Well, it even is possible to use the same identifiers (position makes clear which one is which), still you might prefer to use differing ones. There isn't much difference for the native types (int, double, pointers, ...), for complex types, though, the matter changes:

dyn::dyn(std::string Name, int Age)
    // default constructor for Name is  s t i l l  called!
{
    this->Name = Name; // and now you do the assignment!
}

Both of default constructing and assignment might cost more or less, in any case, direct initialisation, as occurs by using the initialiser list as shown before, is more efficient. Additionally, references and non-default-constructible types only can be initialised this way.

Then argument type: C# decides by type if an argument is passed by value or by reference; in C++, you can pass any type by reference or by value (or, third option, via pointer), but you need to be explicit about!

dyn::dyn(std::string   Name, int Age) // by value (i. e. you make a  c o p y  of!)
dyn::dyn(std::string&  Name, int Age) // by reference
dyn::dyn(std::string*  Name, int Age) // by pointer
dyn::dyn(std::string&& Name, int Age) // for completeness: r-value reference

Last one is a new concept allowing move semantics (i. e. moving the contents from one object into another one). There's a good tutorial already, so I won't address further.

However, by accepting a reference, you avoid one unnecessary copy (and as you do not intend to change the argument, it should be const):

dyn::dyn(std::string const& Name, int Age);

Then have a look at the rule of three. It is true that you get a default assignment operator defined by C++, but it will simply do the following:

dyn::operator=(dyn const& other)
{
    Name = other.Name;
    Age = other.Age;    // now both objects will point to the same address
                        // and you'll get a double deletion error!
}

OK, there's move-assignment defined, too, but that won't change anything for pointers. With move semantics, the Ro3 got extended to the rule of five; while the former is (still) mandatory, the latter isn't, but you are missing a great optimisation possibility if you don't follow it...

Modern C++ way dealing with dynamically allocated memory is by use of smart pointers, there are std::unique_ptr,std::shared_ptr and std::weak_ptr (the latter one far less commonly used).

class dyn
{
private:
    std::unique_ptr<int> Age;
public:
    dyn(int Age) : Age(std::make_unique<int>(Age)) { }
};

And guess what: now default generated destructor, move and copy constructors and assignment all are already fine, you don't need to implement any of these explicitly...

return is not a function, so you shouldn't use parentheses around the returned value.
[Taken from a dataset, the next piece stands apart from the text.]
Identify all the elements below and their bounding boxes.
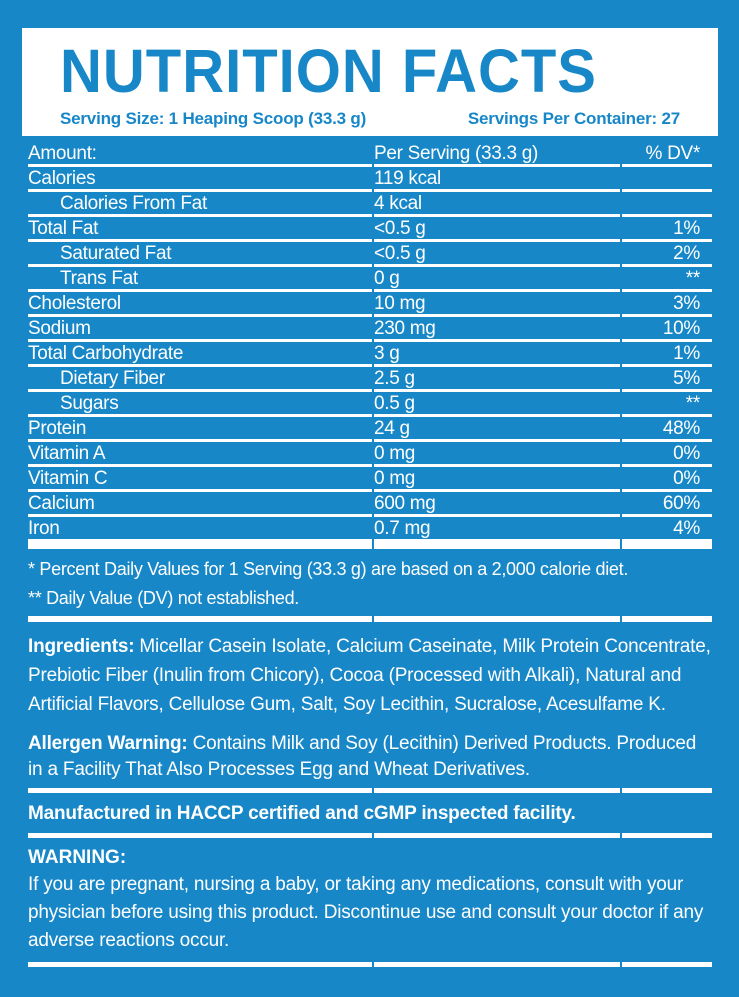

In C++, this even can have concrete effects:

1. It prevents copy elision on return values.
2. In a rather specific scenario you even can create a dangling reference:

   decltype(auto) f() { int n; return (n); } // returns a reference to n!

Finally, one last note about naming conventions. Usually, class identifiers have a leading capitlal letter, where variables (members, globals and local ones) start with a small letter. Function identifiers are ambigous, there are some favouring capital letters (a convention mainly coming from Microsoft), others prefer the initial minuscules still today (which is the far older convention and still the more commonly followed one). For functions, you should opt for one or the other, but in any case, follow it consistently.